Interpretive Summary: Most genomic prediction models are linear regression models that assume continuous and normally distributed phenotypes, but responses to diseases such as stripe rust are commonly recorded in ordinal scales and percentages. Disease severity (SEV) and infection type (IT) data in germplasm screening nurseries generally do not follow these assumptions. On this regard, researchers may ignore the lack of normality, transform the phenotypes, use generalized linear models, or use supervised learning algorithms and classification models with no restriction on the distribution of response variables, which are less sensitive when modeling ordinal scores. The goal of this research was to compare classification and regression genomic selection models for skewed phenotypes using stripe rust SEV and IT in winter wheat. We compared both regression and classification prediction models using two training populations composed of breeding lines phenotyped in four years (2016-2018, and 2020) and a diversity panel phenotyped in four years (2013-2016). The prediction models used 19,861 genotyping-by-sequencing single-nucleotide polymorphism markers. Overall, square-root transformed phenotypes using rrBLUP and support vector machine regression models displayed the highest combination of accuracy and relative efficiency across the regression and classification models. Further, a classification system based on support vector machine and ordinal Bayesian models with a 2-Class scale for SEV reached the highest class accuracy of 0.99. This study showed that breeders can use linear and non-parametric regression models within their own breeding lines over combined years to accurately predict skewed phenotypes.

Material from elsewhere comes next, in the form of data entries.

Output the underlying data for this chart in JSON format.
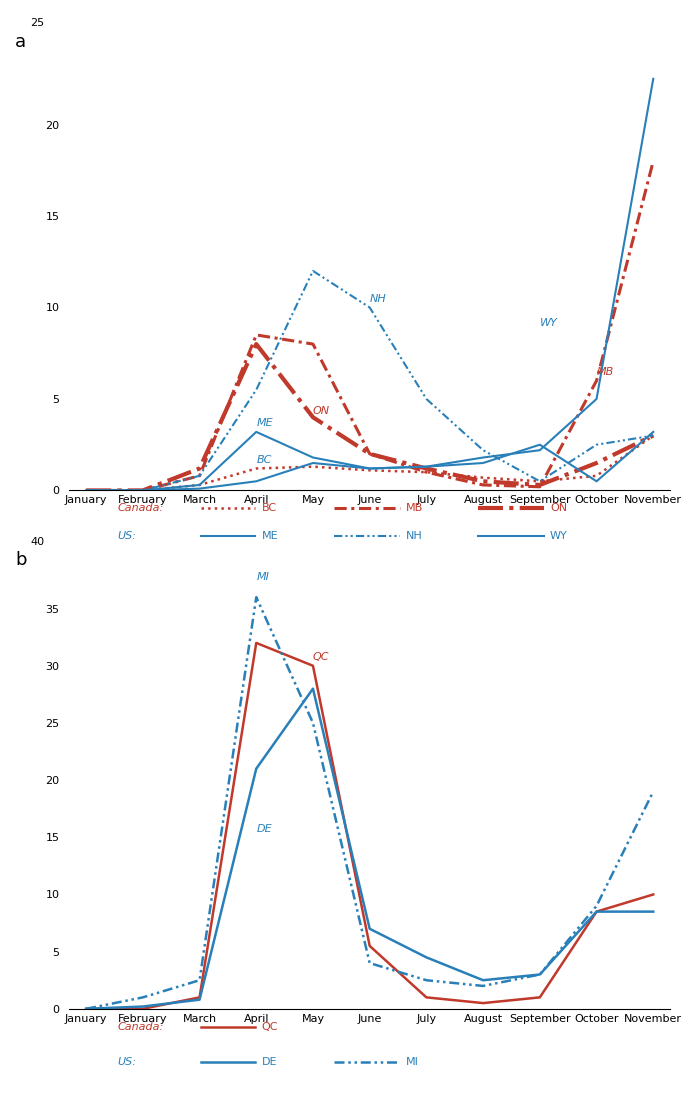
{
  "months": [
    "January",
    "February",
    "March",
    "April",
    "May",
    "June",
    "July",
    "August",
    "September",
    "October",
    "November"
  ],
  "panel_a": {
    "canada_BC": [
      0,
      0,
      0.3,
      1.2,
      1.3,
      1.1,
      1.0,
      0.7,
      0.5,
      0.8,
      3.0
    ],
    "canada_MB": [
      0,
      0,
      0.8,
      8.5,
      8.0,
      2.0,
      1.0,
      0.3,
      0.2,
      6.0,
      18.0
    ],
    "canada_ON": [
      0,
      0,
      1.2,
      8.0,
      4.0,
      2.0,
      1.2,
      0.5,
      0.3,
      1.5,
      3.0
    ],
    "us_ME": [
      0,
      0,
      0.3,
      3.2,
      1.8,
      1.2,
      1.3,
      1.5,
      2.5,
      0.5,
      3.2
    ],
    "us_NH": [
      0,
      0,
      0.8,
      5.5,
      12.0,
      10.0,
      5.0,
      2.2,
      0.5,
      2.5,
      3.0
    ],
    "us_WY": [
      0,
      0,
      0.1,
      0.5,
      1.5,
      1.2,
      1.3,
      1.8,
      2.2,
      5.0,
      22.5
    ],
    "ylim": [
      0,
      25
    ],
    "yticks": [
      0,
      5,
      10,
      15,
      20,
      25
    ],
    "ann_BC": {
      "xi": 3,
      "y": 1.5,
      "text": "BC"
    },
    "ann_MB": {
      "xi": 9,
      "y": 6.3,
      "text": "MB"
    },
    "ann_ON": {
      "xi": 4,
      "y": 4.2,
      "text": "ON"
    },
    "ann_ME": {
      "xi": 3,
      "y": 3.5,
      "text": "ME"
    },
    "ann_NH": {
      "xi": 5,
      "y": 10.3,
      "text": "NH"
    },
    "ann_WY": {
      "xi": 8,
      "y": 9.0,
      "text": "WY"
    }
  },
  "panel_b": {
    "canada_QC": [
      0,
      0,
      1.0,
      32.0,
      30.0,
      5.5,
      1.0,
      0.5,
      1.0,
      8.5,
      10.0
    ],
    "us_DE": [
      0,
      0.2,
      0.8,
      21.0,
      28.0,
      7.0,
      4.5,
      2.5,
      3.0,
      8.5,
      8.5
    ],
    "us_MI": [
      0,
      1.0,
      2.5,
      36.0,
      25.0,
      4.0,
      2.5,
      2.0,
      3.0,
      9.0,
      19.0
    ],
    "ylim": [
      0,
      40
    ],
    "yticks": [
      0,
      5,
      10,
      15,
      20,
      25,
      30,
      35,
      40
    ],
    "ann_QC": {
      "xi": 4,
      "y": 30.5,
      "text": "QC"
    },
    "ann_DE": {
      "xi": 3,
      "y": 15.5,
      "text": "DE"
    },
    "ann_MI": {
      "xi": 3,
      "y": 37.5,
      "text": "MI"
    }
  },
  "colors": {
    "canada_red": "#C0392B",
    "us_blue": "#2980B9"
  }
}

Technical Abstract: Most genomic prediction models are linear regression models that assume continuous and normally distributed phenotypes, but responses to diseases such as stripe rust (caused by Puccinia striiformis f. sp. tritici) are commonly recorded in ordinal scales and percentages. Disease severity (SEV) and infection type (IT) data in germplasm screening nurseries generally do not follow these assumptions. On this regard, researchers may ignore the lack of normality, transform the phenotypes, use generalized linear models, or use supervised learning algorithms and classification models with no restriction on the distribution of response variables, which are less sensitive when modeling ordinal scores. The goal of this research was to compare classification and regression genomic selection models for skewed phenotypes using stripe rust SEV and IT in winter wheat. We compared both regression and classification prediction models using two training populations composed of breeding lines phenotyped in four years (2016-2018, and 2020) and a diversity panel phenotyped in four years (2013-2016). The prediction models used 19,861 genotyping-by-sequencing single-nucleotide polymorphism markers. Overall, square-root transformed phenotypes using rrBLUP and support vector machine regression models displayed the highest combination of accuracy and relative efficiency across the regression and classification models. Further, a classification system based on support vector machine and ordinal Bayesian models with a 2-Class scale for SEV reached the highest class accuracy of 0.99. This study showed that breeders can use linear and non-parametric regression models within their own breeding lines over combined years to accurately predict skewed phenotypes.